Connect for Health Colorado

Agency overview
- Jurisdiction: Health insurance marketplace for U.S. state of Colorado
- Website: connectforhealthco.com

= Connect for Health Colorado =

Colorado's health insurance marketplace

 Connect for Health Colorado is the health insurance marketplace, previously known as health insurance exchange, in the U.S. state of Colorado, created in accordance with the Patient Protection and Affordable Care Act. It is located in Denver. The marketplace operates a toll-free call center and, as of 2024, offers health plans from 6 insurance companies.

The marketplace is a resource for families and small business to compare and enroll in health insurance plans offered. It also provides enrollees with access to tax credits. Enrollment started on October 1, 2013. It is estimated that there are currently 700,000 medically uninsured individuals living in Colorado, and the marketplace hopes to sign up 125–140,000 individuals in the first year.

On October 22, 2013, the local CBS affiliate reported that Colorado's marketplace has had a relatively smooth rollout and that 3,000 families and individuals had already enrolled.
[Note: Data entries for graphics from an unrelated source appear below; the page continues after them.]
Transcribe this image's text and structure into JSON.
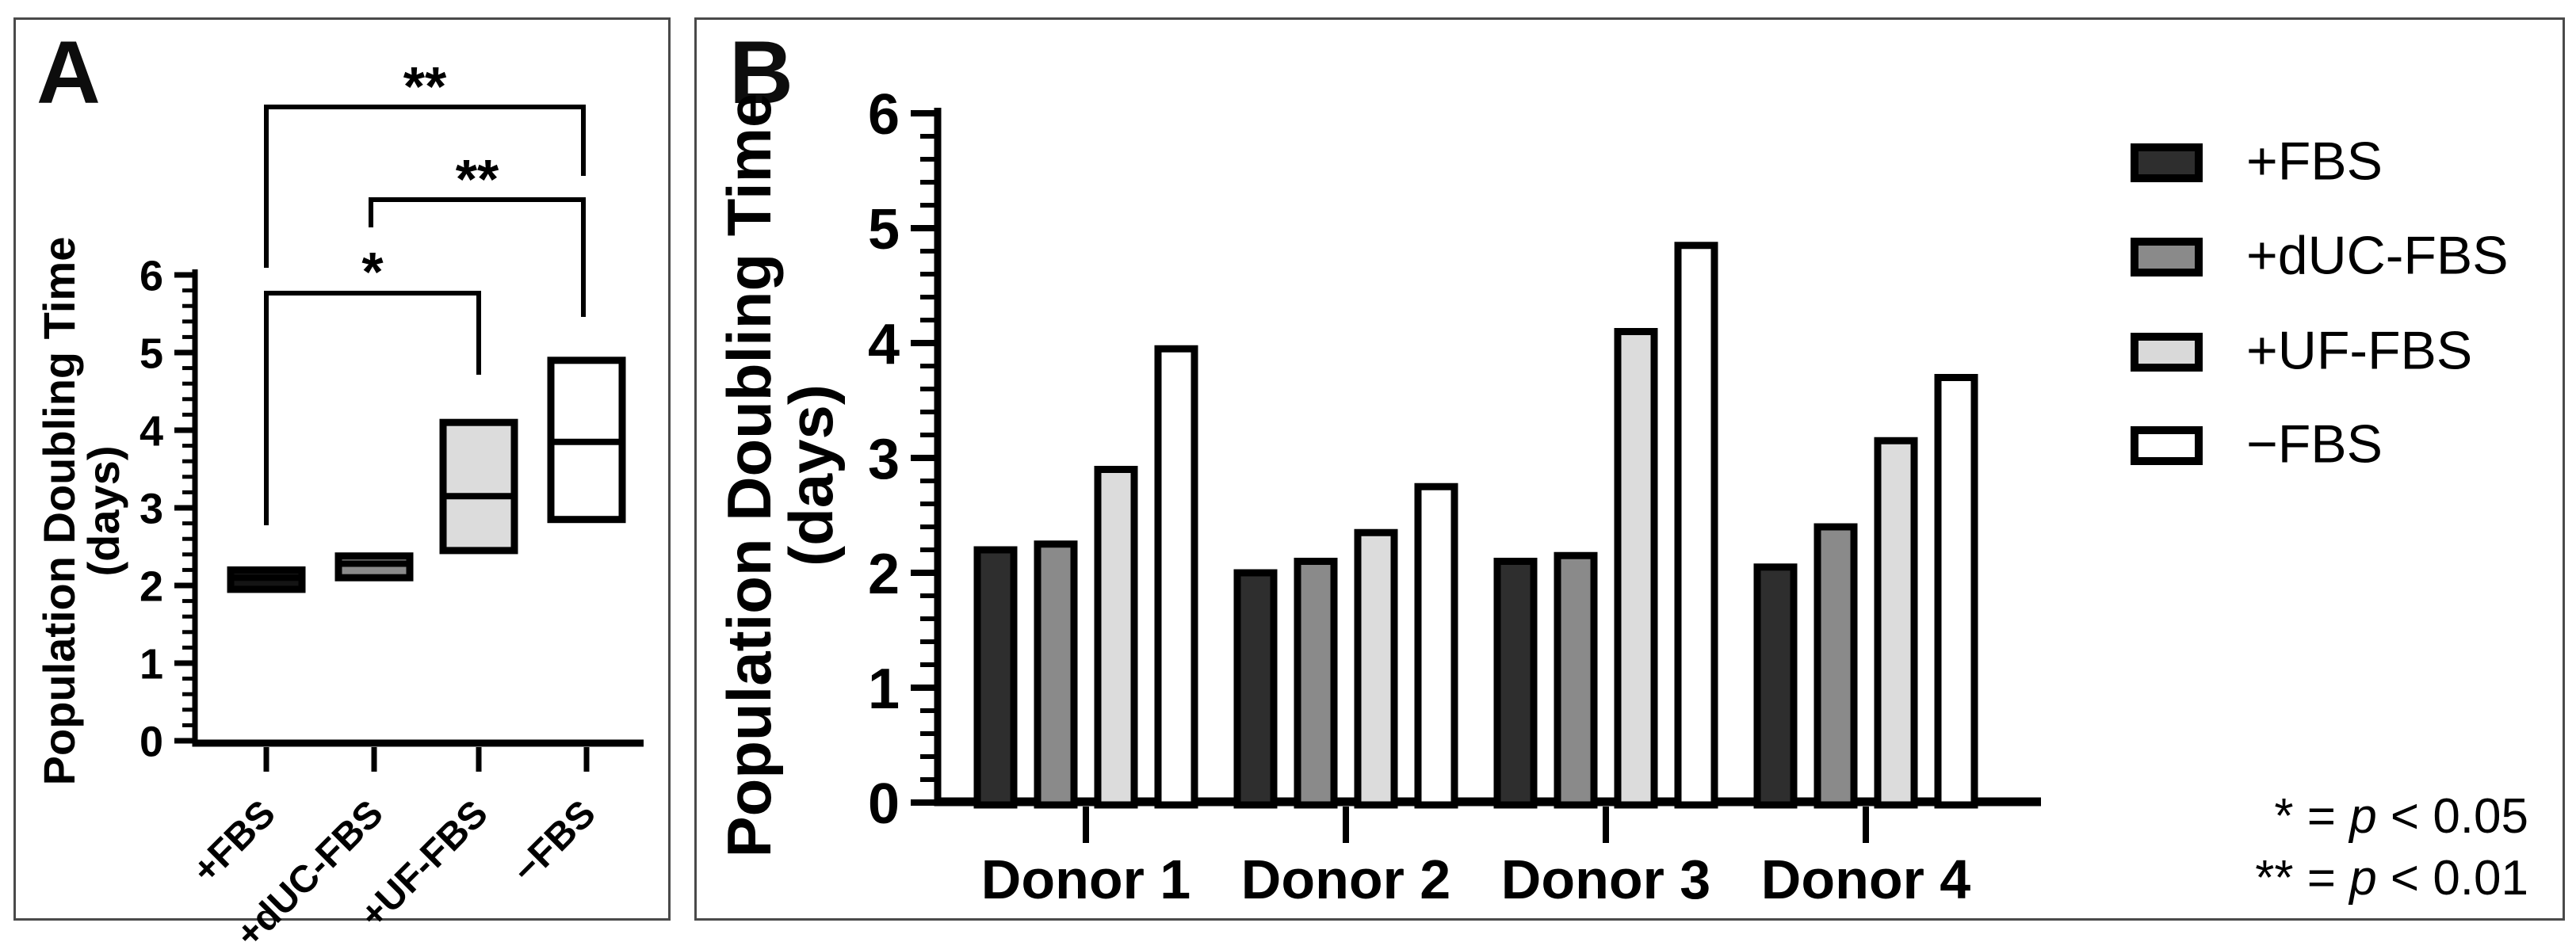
{
  "figure": {
    "panel_a": {
      "label": "A"
    },
    "panel_b": {
      "label": "B"
    },
    "legend": {
      "items": [
        {
          "label": "+FBS",
          "fill": "#2e2e2e"
        },
        {
          "label": "+dUC-FBS",
          "fill": "#8a8a8a"
        },
        {
          "label": "+UF-FBS",
          "fill": "#d9d9d9"
        },
        {
          "label": "−FBS",
          "fill": "#ffffff"
        }
      ]
    },
    "footnote": {
      "line1": {
        "pre": "* = ",
        "p": "p",
        "post": " < 0.05"
      },
      "line2": {
        "pre": "** = ",
        "p": "p",
        "post": " < 0.01"
      }
    }
  },
  "chart_data": [
    {
      "type": "box",
      "panel": "A",
      "ylabel_line1": "Population Doubling Time",
      "ylabel_line2": "(days)",
      "ylim": [
        0,
        6
      ],
      "yticks": [
        0,
        1,
        2,
        3,
        4,
        5,
        6
      ],
      "minor_tick_step": 0.2,
      "grid": false,
      "categories": [
        "+FBS",
        "+dUC-FBS",
        "+UF-FBS",
        "−FBS"
      ],
      "boxes": [
        {
          "category": "+FBS",
          "min": 1.95,
          "median": 2.1,
          "max": 2.2,
          "fill": "#141414"
        },
        {
          "category": "+dUC-FBS",
          "min": 2.1,
          "median": 2.28,
          "max": 2.38,
          "fill": "#8a8a8a"
        },
        {
          "category": "+UF-FBS",
          "min": 2.45,
          "median": 3.15,
          "max": 4.1,
          "fill": "#dcdcdc"
        },
        {
          "category": "−FBS",
          "min": 2.85,
          "median": 3.85,
          "max": 4.9,
          "fill": "#ffffff"
        }
      ],
      "significance_brackets": [
        {
          "label": "**",
          "from": "+FBS",
          "to": "−FBS"
        },
        {
          "label": "**",
          "from": "+dUC-FBS",
          "to": "−FBS"
        },
        {
          "label": "*",
          "from": "+FBS",
          "to": "+UF-FBS"
        }
      ]
    },
    {
      "type": "bar",
      "panel": "B",
      "ylabel_line1": "Population Doubling Time",
      "ylabel_line2": "(days)",
      "ylim": [
        0,
        6
      ],
      "yticks": [
        0,
        1,
        2,
        3,
        4,
        5,
        6
      ],
      "minor_tick_step": 0.2,
      "grid": false,
      "legend_position": "right",
      "categories": [
        "Donor 1",
        "Donor 2",
        "Donor 3",
        "Donor 4"
      ],
      "series": [
        {
          "name": "+FBS",
          "fill": "#2e2e2e",
          "values": [
            2.2,
            2.0,
            2.1,
            2.05
          ]
        },
        {
          "name": "+dUC-FBS",
          "fill": "#8a8a8a",
          "values": [
            2.25,
            2.1,
            2.15,
            2.4
          ]
        },
        {
          "name": "+UF-FBS",
          "fill": "#dcdcdc",
          "values": [
            2.9,
            2.35,
            4.1,
            3.15
          ]
        },
        {
          "name": "−FBS",
          "fill": "#ffffff",
          "values": [
            3.95,
            2.75,
            4.85,
            3.7
          ]
        }
      ]
    }
  ]
}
There are 150 health plans to choose from and an ability to offload choices into an Excel spreadsheet. However, this report is only in comparison to the significantly worse off federal run plans. The website is just as metered in crashes, glitches and technical issues as most other state run health exchanges.

Patty Fontneau, the president and CEO of Connect for Health Colorado from its inception, announced in July 2014 that she would leave Connect for Health after 2 1/2 years to lead the private exchange market at one of Colorado's largest insurers, Cigna.